Explosive Eighteen(67)
“Okay,” Grandma said, “but don’t let him eat my food while I’m gone.”
“What antidote is that?” Lula asked.
“I gave Stephanie a love potion a couple days ago,” Annie said, “but I found out it’s defective, so I prepared an antidote.”
Grandma came with the little pink bottle. “Here it is,” she said, putting it on the table.
“I was the one who drank Stephanie’s love potion,” Lula said. “How was it defective?”
Annie went blank. She didn’t have an answer.
Grandma jumped in. “It’ll give you worms,” she said. “If you don’t drink the antidote soon enough, you get worms and all your hair falls out.”
“What about finding true love?” Lula asked.
“You gotta make a choice between true love and worms,” Grandma said.
Lula did a shiver. “I don’t want worms. Do you think it’s too late? Will the antidote work on me?”
“Only one way to find out,” Grandma said.
Lula chugged the bottle and felt her hair. “Anyone notice if I’ve been losing hair? Do I look like I got worms? I think I might feel some crawling around inside me.”
“Anything else?” Annie asked. “Do you feel a little chilly?”
“Yeah, maybe a little,” Lula said.
“That’s a sign that the antidote is working,” Annie told her.
Lula sat perfectly still. “I don’t feel nearly so wormy anymore.”
Buggy took a slice of beef off Lula’s plate and shoved it into his mouth.
“Say what?” Lula said to Buggy. “You just took my pot roast.”
“Honey Pot’s hungry,” Buggy said.
“Shrek wouldn’t never have taken Princess Fiona’s pot roast,” Lula said.
“Well, I’m not Shrek,” Buggy said. “I’m Honey Pot.”
“You’re no honey pot, either,” Lula told him. “Who the heck said you’re a honey pot?”
“You did.”
“I don’t think so,” Lula said. “You must be mistaken.”
“I want dessert,” Buggy said.
“How is that to act?” Lula said. “That’s just plain rude. You don’t go to someone’s house and ask for dessert. What’s the matter with you, anyways? I’m beginning to see you in a whole new light. Didn’t your mama ever teach you manners?”
“I don’t need manners on account of I’m cute,” Buggy said.
“You been operating under a delusion,” Lula said.
“Huh, well I’m going home if I can’t have dessert. Give me the keys to your car.”
Lula crinkled up her nose and squinted at him. “Excuse me?”
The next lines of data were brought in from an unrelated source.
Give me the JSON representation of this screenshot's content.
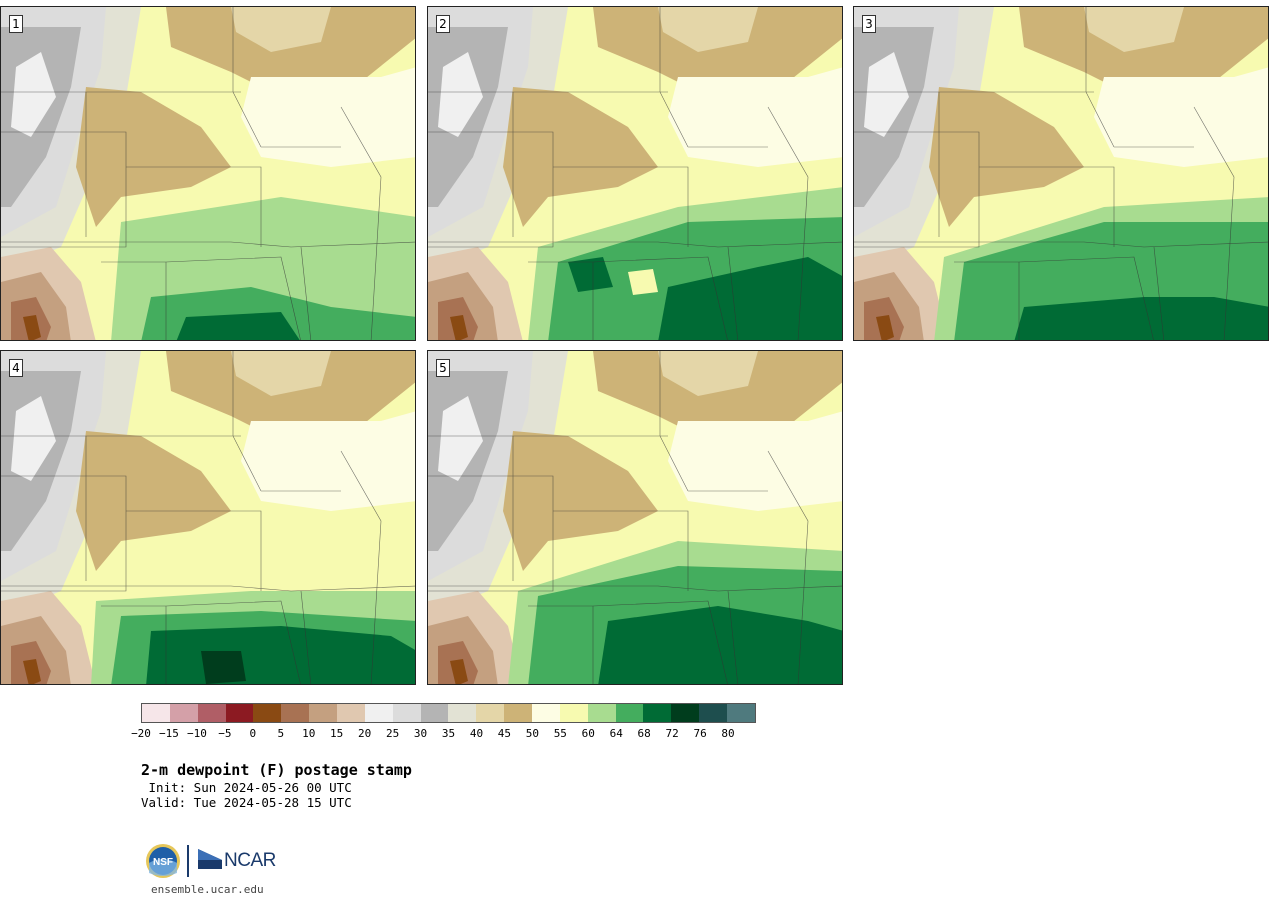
{
  "panels": [
    {
      "label": "1"
    },
    {
      "label": "2"
    },
    {
      "label": "3"
    },
    {
      "label": "4"
    },
    {
      "label": "5"
    }
  ],
  "colorbar": {
    "colors": [
      "#f6e6e9",
      "#d4a0a8",
      "#b05e66",
      "#8c1a22",
      "#8a4a13",
      "#a87253",
      "#c4a080",
      "#e0c8b0",
      "#f0f0f0",
      "#dcdcdc",
      "#b4b4b4",
      "#e2e2d4",
      "#e4d6a8",
      "#cdb377",
      "#fdfde4",
      "#f7fab0",
      "#a8dc90",
      "#44ad5e",
      "#006b35",
      "#003d1d",
      "#1e4e4e",
      "#4f7a7e"
    ],
    "ticks": [
      "−20",
      "−15",
      "−10",
      "−5",
      "0",
      "5",
      "10",
      "15",
      "20",
      "25",
      "30",
      "35",
      "40",
      "45",
      "50",
      "55",
      "60",
      "64",
      "68",
      "72",
      "76",
      "80"
    ]
  },
  "title": "2-m dewpoint (F) postage stamp",
  "init": " Init: Sun 2024-05-26 00 UTC",
  "valid": "Valid: Tue 2024-05-28 15 UTC",
  "logos": {
    "nsf": "NSF",
    "ncar": "NCAR"
  },
  "site": "ensemble.ucar.edu"
}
“I’m driving home. I want your car.”
“Are you smokin’ funny stuff or something? I’m not giving you my car. You’re lucky I don’t give you my foot up your ass.” Lula looked around the table. “Excuse me. I meant to say up your behind.”
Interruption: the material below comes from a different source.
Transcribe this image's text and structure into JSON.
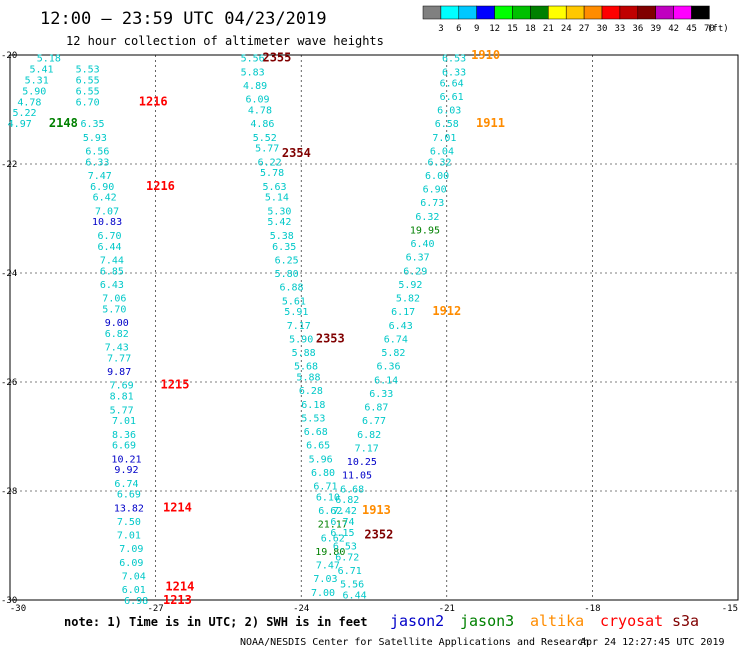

My father was smiling. Usually he ate fast, with his head down, tuning out my grandmother’s ramblings. Tonight he was enjoying Lula giving the what-for to Buggy.
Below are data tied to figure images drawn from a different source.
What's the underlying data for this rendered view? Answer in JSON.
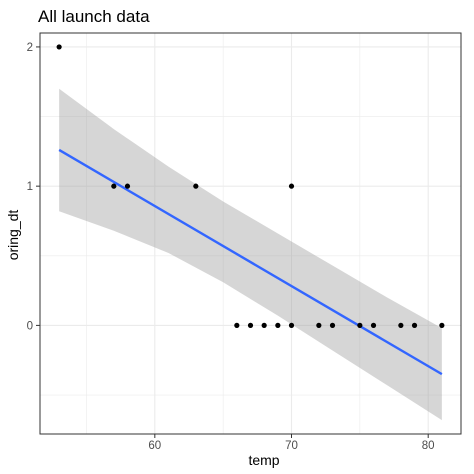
{
  "chart_data": {
    "type": "scatter",
    "title": "All launch data",
    "xlabel": "temp",
    "ylabel": "oring_dt",
    "xlim": [
      51.6,
      82.4
    ],
    "ylim": [
      -0.78,
      2.1
    ],
    "x_ticks": [
      60,
      70,
      80
    ],
    "y_ticks": [
      0,
      1,
      2
    ],
    "x_minor_ticks": [
      55,
      65,
      75
    ],
    "y_minor_ticks": [
      -0.5,
      0.5,
      1.5
    ],
    "grid": true,
    "points": [
      {
        "x": 53,
        "y": 2
      },
      {
        "x": 57,
        "y": 1
      },
      {
        "x": 58,
        "y": 1
      },
      {
        "x": 63,
        "y": 1
      },
      {
        "x": 66,
        "y": 0
      },
      {
        "x": 67,
        "y": 0
      },
      {
        "x": 68,
        "y": 0
      },
      {
        "x": 69,
        "y": 0
      },
      {
        "x": 70,
        "y": 0
      },
      {
        "x": 70,
        "y": 1
      },
      {
        "x": 72,
        "y": 0
      },
      {
        "x": 73,
        "y": 0
      },
      {
        "x": 75,
        "y": 0
      },
      {
        "x": 76,
        "y": 0
      },
      {
        "x": 78,
        "y": 0
      },
      {
        "x": 79,
        "y": 0
      },
      {
        "x": 81,
        "y": 0
      }
    ],
    "fit_line": {
      "x": [
        53,
        81
      ],
      "y": [
        1.26,
        -0.35
      ]
    },
    "confidence_band": {
      "x": [
        53,
        57,
        61,
        65,
        69,
        73,
        77,
        81
      ],
      "lower": [
        0.82,
        0.68,
        0.52,
        0.31,
        0.07,
        -0.18,
        -0.43,
        -0.68
      ],
      "upper": [
        1.7,
        1.41,
        1.14,
        0.89,
        0.66,
        0.43,
        0.2,
        -0.02
      ]
    },
    "colors": {
      "points": "#000000",
      "line": "#3366FF",
      "band": "#999999",
      "grid": "#ebebeb",
      "panel_border": "#333333"
    }
  }
}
Buggy looked at my mother. “Is there dessert?”
“I made a pie,” my mother said.
Buggy sat up straight. “I like pie a lot.”
“You’re a oaf, and you don’t deserve no pie,” Lula said.
“You didn’t think I was a oaf this afternoon when you were doing nicky nacky on me,” Buggy said.
My father gave a snort of laughter, and my mother knocked back a tumbler of whiskey.
“That was before I took the antidote,” Lula told everyone. “I was under the influence of a potion.”
“I like nicky nacky,” Buggy said, “but it’s not as good as pot roast.”
My mother looked down the table at him, her eyes unfocused. “Thank you, dear.”
“Maybe you should leave,” I said to Buggy.
“Not until I get some pie.”
“Will you leave if I give you half the pie?” I asked.
“Yuh.”
Minutes later, he was out the door with his pie, walking toward his parents’ house.
“I’m worried about them worms,” Lula said. “I’m pretty sure I’ve still got them.”
TWENTY-TWO
“I DON’T KNOW how I could have thought I liked that idiot Buggy,” Lula said. “I tell you, you gotta be careful what you’re drinking these days.”
I was cruising around the casino parking garage looking for a spot close to the elevator. I’d taken the time to lose Lancer and Slasher before driving south, but I still had to worry about Raz, and possibly others.